Some residents don't want to see Dr. Howard School demolished
CHAMPAIGN – Climb up and down a few levels of stairs and head back to the far corner of the basement in Dr. Howard Elementary School and you'll find the reading recovery classrooms.
The enrichment courses are taught in a second-floor hallway.
The building's only conference room can't be used for confidential discussions because it was built in the corner of the art room, and the walls don't reach all the way to the ceiling, meaning there isn't any privacy. But it is good for storing laptop computers, which can't be used as fully as teachers would like because the school needs technology upgrades.
Principal Frances Burley gave parents, neighborhood residents and school board members a tour of the school, before a school board meeting there Monday evening, to discuss how the district should address its building needs in the wake of the failed ballot proposal in March.
The bond proposal included money to demolish Dr. Howard and build a new elementary school on the site. But many living near the school say they want at least a portion of it preserved. And they objected to the school being used as the "poster child" for the district's building needs.
"What that really did was show the school district how poorly you maintain buildings," Kristine Chalifoux said.
She said the school's gutters are clogged, and there are other maintenance needs obvious to residents that are being ignored.
Chalifoux and many other neighborhood residents want to preserve the school. They said they didn't want "little Wal-Marts" or a "McSchool" with no character, but something that will fit into the area.

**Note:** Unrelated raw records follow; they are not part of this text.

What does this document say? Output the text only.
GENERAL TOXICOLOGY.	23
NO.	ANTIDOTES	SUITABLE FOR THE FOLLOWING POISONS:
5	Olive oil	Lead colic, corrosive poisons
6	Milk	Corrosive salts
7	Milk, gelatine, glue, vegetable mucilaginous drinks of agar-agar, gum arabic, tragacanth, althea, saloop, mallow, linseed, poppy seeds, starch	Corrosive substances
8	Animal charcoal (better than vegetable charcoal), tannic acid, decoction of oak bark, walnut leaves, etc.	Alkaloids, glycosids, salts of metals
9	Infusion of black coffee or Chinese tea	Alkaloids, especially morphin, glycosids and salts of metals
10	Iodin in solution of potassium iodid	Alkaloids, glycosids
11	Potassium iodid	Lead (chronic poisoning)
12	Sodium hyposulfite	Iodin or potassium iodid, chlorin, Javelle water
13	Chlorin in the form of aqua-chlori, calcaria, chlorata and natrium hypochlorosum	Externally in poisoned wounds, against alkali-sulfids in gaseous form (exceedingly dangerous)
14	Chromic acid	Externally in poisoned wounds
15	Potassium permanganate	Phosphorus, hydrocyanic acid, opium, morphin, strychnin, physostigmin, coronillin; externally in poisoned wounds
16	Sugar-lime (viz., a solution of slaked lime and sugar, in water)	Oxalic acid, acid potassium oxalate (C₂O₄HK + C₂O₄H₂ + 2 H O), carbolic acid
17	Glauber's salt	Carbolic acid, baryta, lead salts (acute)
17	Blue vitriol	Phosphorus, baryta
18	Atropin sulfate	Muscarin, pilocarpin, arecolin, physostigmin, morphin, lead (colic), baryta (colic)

"It will not enrich my life to have an ugly building down here I have no fondness for," said neighborhood resident Susan Searing, who said she reluctantly voted for the ballot proposal, but really wants to see the building maintained and improved technologically, rather than demolished for a new school.
"I believe children can be served, the neighborhood can be served, and this building can be beautiful and functional," Searing said.
Kristin Hoganson lives across the street from Dr. Howard, and she loves her neighborhood's diversity and charm. She also would like to see at least part of the original school building, dating to 1910, saved.
But she also wants the school to be safe and functional for students.
"One thing I learned from the referendum process was how woefully inadequate Dr. Howard is compared to other schools," she said. "It seems like all the children at Dr. Howard are being shortchanged. They are not getting an equal education along with the others in the district."
But one other resident said the district shouldn't try to make all its schools alike, but rather serve the needs of each individually and honor the district's schools of choice program.
School board member Nathaniel Banks agreed the district needs to consider the needs of each school and neighborhood.
School board members say they won't try for another ballot proposal until next spring.
In the meantime, they'll continue to meet at different schools in the district and gather information from the public.